Even though I currently call Mexico home, I have to admit I have read very little of its literature. By very little I mean, in fact, I have read one book by a Mexican author. And a very good book that was;
Each chapter of screenwriter Esquivel’s utterly charming interpretation of life in turn-of-the-century Mexico begins with a recipe–not surprisingly, since so much of the action of this exquisite first novel (a bestseller in Mexico) centers around the kitchen, the heart and soul of a traditional Mexican family. The youngest daughter of a well-born rancher, Tita has always known her destiny: to remain single and care for her aging mother. When she falls in love, her mother quickly scotches the liaison and tyrannically dictates that Tita’s sister Rosaura must marry the luckless suitor, Pedro, in her place. But Tita has one weapon left–her cooking. Esquivel mischievously appropriates the techniques of magical realism to make Tita’s contact with food sensual, instinctual and often explosive. Forced to make the cake for her sister’s wedding, Tita pours her emotions into the task; each guest who samples a piece bursts into tears. Esquivel does a splendid job of describing the frustration, love and hope expressed through the most domestic and feminine of arts, family cooking, suggesting by implication the limited options available to Mexican women of this period. Tita’s unrequited love for Pedro survives the Mexican Revolution the births of Rosaura and Pedro’s children, even a proposal of marriage from an eligible doctor. In a poignant conclusion, Tita manages to break the bonds of tradition, if not for herself, then for future generations.
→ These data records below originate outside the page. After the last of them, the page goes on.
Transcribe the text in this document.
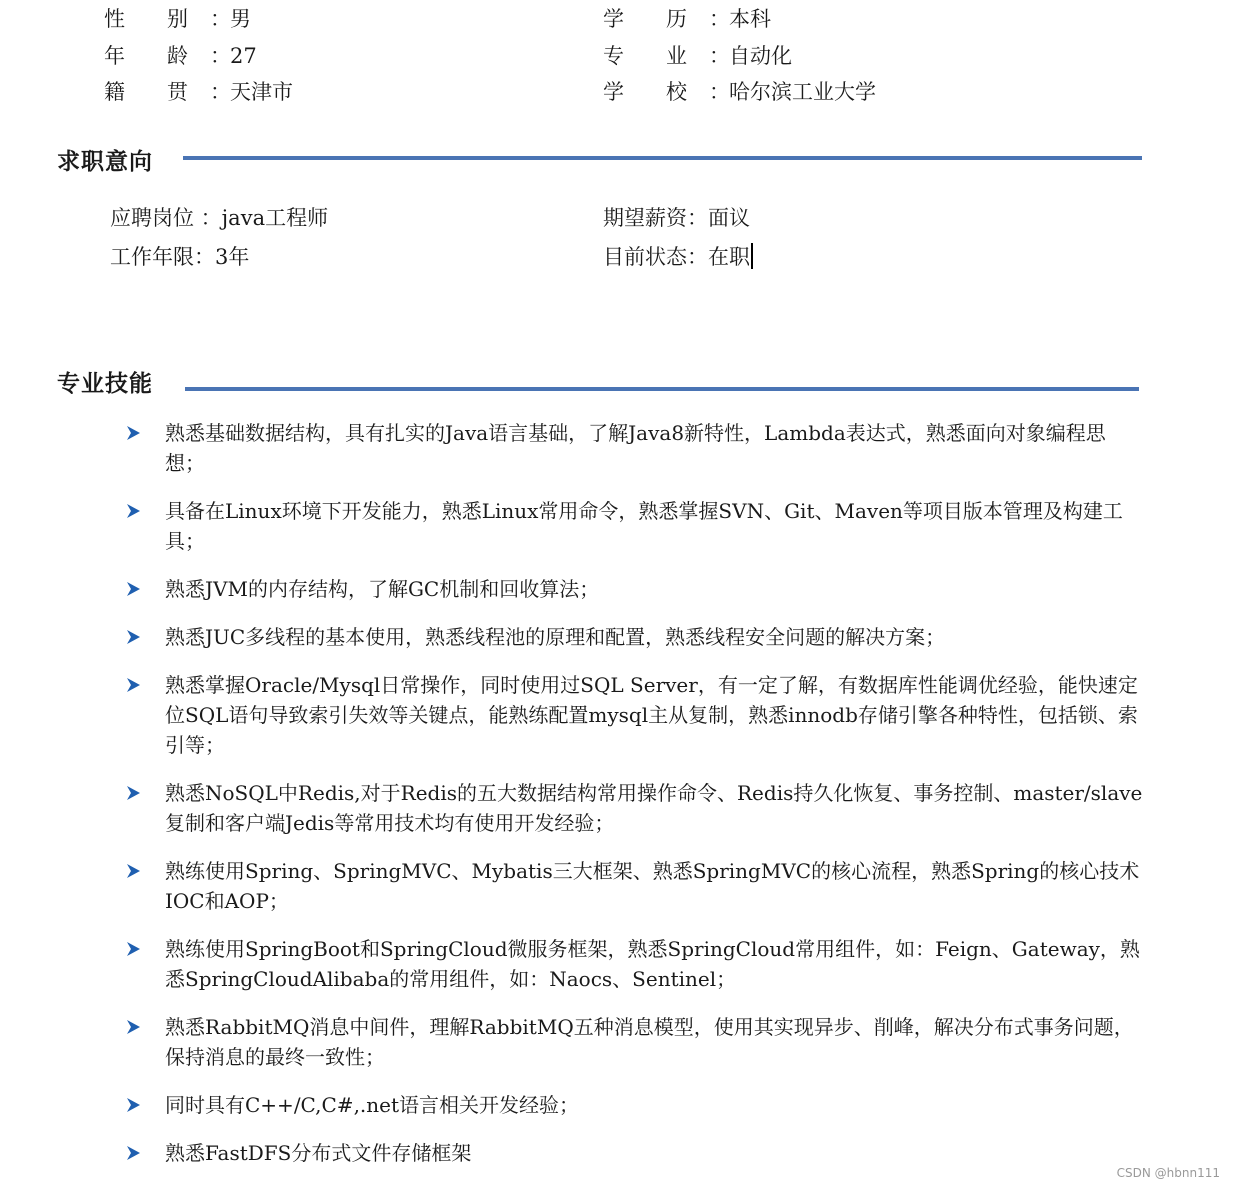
性　　别 ：男
年　　龄 ：27
籍　　贯 ：天津市
学　　历 ：本科
专　　业 ：自动化
学　　校 ：哈尔滨工业大学
求职意向
应聘岗位 ：java工程师
工作年限：3年
期望薪资：面议
目前状态：在职
专业技能
熟悉基础数据结构，具有扎实的Java语言基础，了解Java8新特性，Lambda表达式，熟悉面向对象编程思想；
具备在Linux环境下开发能力，熟悉Linux常用命令，熟悉掌握SVN、Git、Maven等项目版本管理及构建工具；
熟悉JVM的内存结构，了解GC机制和回收算法；
熟悉JUC多线程的基本使用，熟悉线程池的原理和配置，熟悉线程安全问题的解决方案；
熟悉掌握Oracle/Mysql日常操作，同时使用过SQL Server，有一定了解，有数据库性能调优经验，能快速定位SQL语句导致索引失效等关键点，能熟练配置mysql主从复制，熟悉innodb存储引擎各种特性，包括锁、索引等；
熟悉NoSQL中Redis,对于Redis的五大数据结构常用操作命令、Redis持久化恢复、事务控制、master/slave复制和客户端Jedis等常用技术均有使用开发经验；
熟练使用Spring、SpringMVC、Mybatis三大框架、熟悉SpringMVC的核心流程，熟悉Spring的核心技术IOC和AOP；
熟练使用SpringBoot和SpringCloud微服务框架，熟悉SpringCloud常用组件，如：Feign、Gateway，熟悉SpringCloudAlibaba的常用组件，如：Naocs、Sentinel；
熟悉RabbitMQ消息中间件，理解RabbitMQ五种消息模型，使用其实现异步、削峰，解决分布式事务问题，保持消息的最终一致性；
同时具有C++/C,C#,.net语言相关开发经验；
熟悉FastDFS分布式文件存储框架
CSDN @hbnn111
What I really liked about this novel is that it seems to capture the importance of food in the Mexican culture. That’s one thing that, as a Canadian, I couldn’t understand about this country until I experienced it first hand. The relationship between women and food here is more complicated than it might first appear. Food means both love and female subservience. The kitchen still remains in the realm of women. All this is connected to the Machismo which is dominant here.
But why don’t I read Mexican literature, or Latin American literature in general? Well, it’s just too darned political for my tastes. I’ve always preferred novels which focus more on the subtleties of human psychology. Saying that, I do love a bit of magic realism ;).